By the time the hours-long siege at Army Public School and Degree College ended early Tuesday evening, at least 141 people -- 132 children plus nine staffers -- were dead, military spokesman Gen. Asim Bajwa said. More than 100 were injured, many suffering gunshot wounds, according to Khyber Pakhtunkhwa province Information Minister Mushtaq Ghani.
Most of those who died were between the ages of 12 and 16, said Pervez Khattak, chief minister of the Khyber Pakhtunkhwa province, where Peshawar is located.
Scaling the walls
In a telephone call to CNN, the Pakistan Taliban -- Tehreek e Taliban Pakistan (TTP) -- said six suicide bombers scaled the walls of the school with orders to kill older students about 10 a.m.
The Taliban said "300 to 400 people are under the custody of the suicide bombers."
The military had earlier said most students and teachers had been evacuated.
Mohammed Khurrassani, the TTP spokesman, told CNN the attack was revenge for the killing of hundreds of innocent tribesmen during repeated army operations in provinces including South Waziristan, North Waziristan and the Khyber Agency -- all restive regions along Pakistan's border with Afghanistan.
For the past few months, the Pakistan military has been conducting a ground offensive aimed at clearing out militants in these areas.

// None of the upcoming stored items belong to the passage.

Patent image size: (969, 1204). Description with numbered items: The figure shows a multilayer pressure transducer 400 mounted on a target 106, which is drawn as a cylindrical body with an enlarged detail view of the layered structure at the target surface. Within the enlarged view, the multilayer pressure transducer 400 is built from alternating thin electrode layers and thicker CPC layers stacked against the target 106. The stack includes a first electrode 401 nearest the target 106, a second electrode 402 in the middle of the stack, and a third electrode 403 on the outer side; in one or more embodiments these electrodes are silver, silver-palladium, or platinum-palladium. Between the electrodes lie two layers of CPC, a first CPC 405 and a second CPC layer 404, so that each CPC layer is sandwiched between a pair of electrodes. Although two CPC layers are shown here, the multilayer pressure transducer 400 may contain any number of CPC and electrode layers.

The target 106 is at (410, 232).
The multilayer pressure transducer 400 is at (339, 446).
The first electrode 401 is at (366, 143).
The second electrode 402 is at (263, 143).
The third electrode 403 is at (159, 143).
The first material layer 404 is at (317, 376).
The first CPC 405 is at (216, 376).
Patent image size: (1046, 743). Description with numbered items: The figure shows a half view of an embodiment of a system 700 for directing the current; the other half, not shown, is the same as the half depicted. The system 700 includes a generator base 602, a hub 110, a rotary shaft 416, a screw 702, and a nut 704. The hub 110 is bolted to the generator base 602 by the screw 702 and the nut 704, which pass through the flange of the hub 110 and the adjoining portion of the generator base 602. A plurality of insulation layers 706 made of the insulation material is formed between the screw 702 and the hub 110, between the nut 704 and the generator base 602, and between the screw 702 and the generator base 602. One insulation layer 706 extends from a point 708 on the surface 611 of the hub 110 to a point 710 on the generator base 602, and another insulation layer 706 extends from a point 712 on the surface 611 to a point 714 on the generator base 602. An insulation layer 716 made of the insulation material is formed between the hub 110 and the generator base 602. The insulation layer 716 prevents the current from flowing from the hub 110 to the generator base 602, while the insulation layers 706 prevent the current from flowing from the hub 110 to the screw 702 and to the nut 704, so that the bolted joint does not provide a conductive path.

The campaign has displaced tens of thousands of people.
Northwestern Pakistan is home to loosely governed tribal areas. It's also a base for foreign fighters and a refuge for members of the Taliban and other militant groups.
The military offensive in the region has spurred deadly retaliations.
In September, choir members and children attending Sunday school were among 81 people killed in a suicide bombing at the Protestant All Saints Church of Pakistan. A splinter group of the Pakistani Taliban claimed responsibility for the church attack, blaming the U.S. program of drone strikes in tribal areas of the country.
Prime Minister Nawaz Sharif rushed to Peshawar, declared three days of mourning, and said he would personally oversee the operation to flush out the militants.
As recently as last spring, The Taliban and the Pakistani government were involved in peace talks. The government released 19 Taliban noncombatants in a goodwill gesture.
But talks broke down under a wave of attacks by the Taliban and mounting political pressure to bring the violence under control.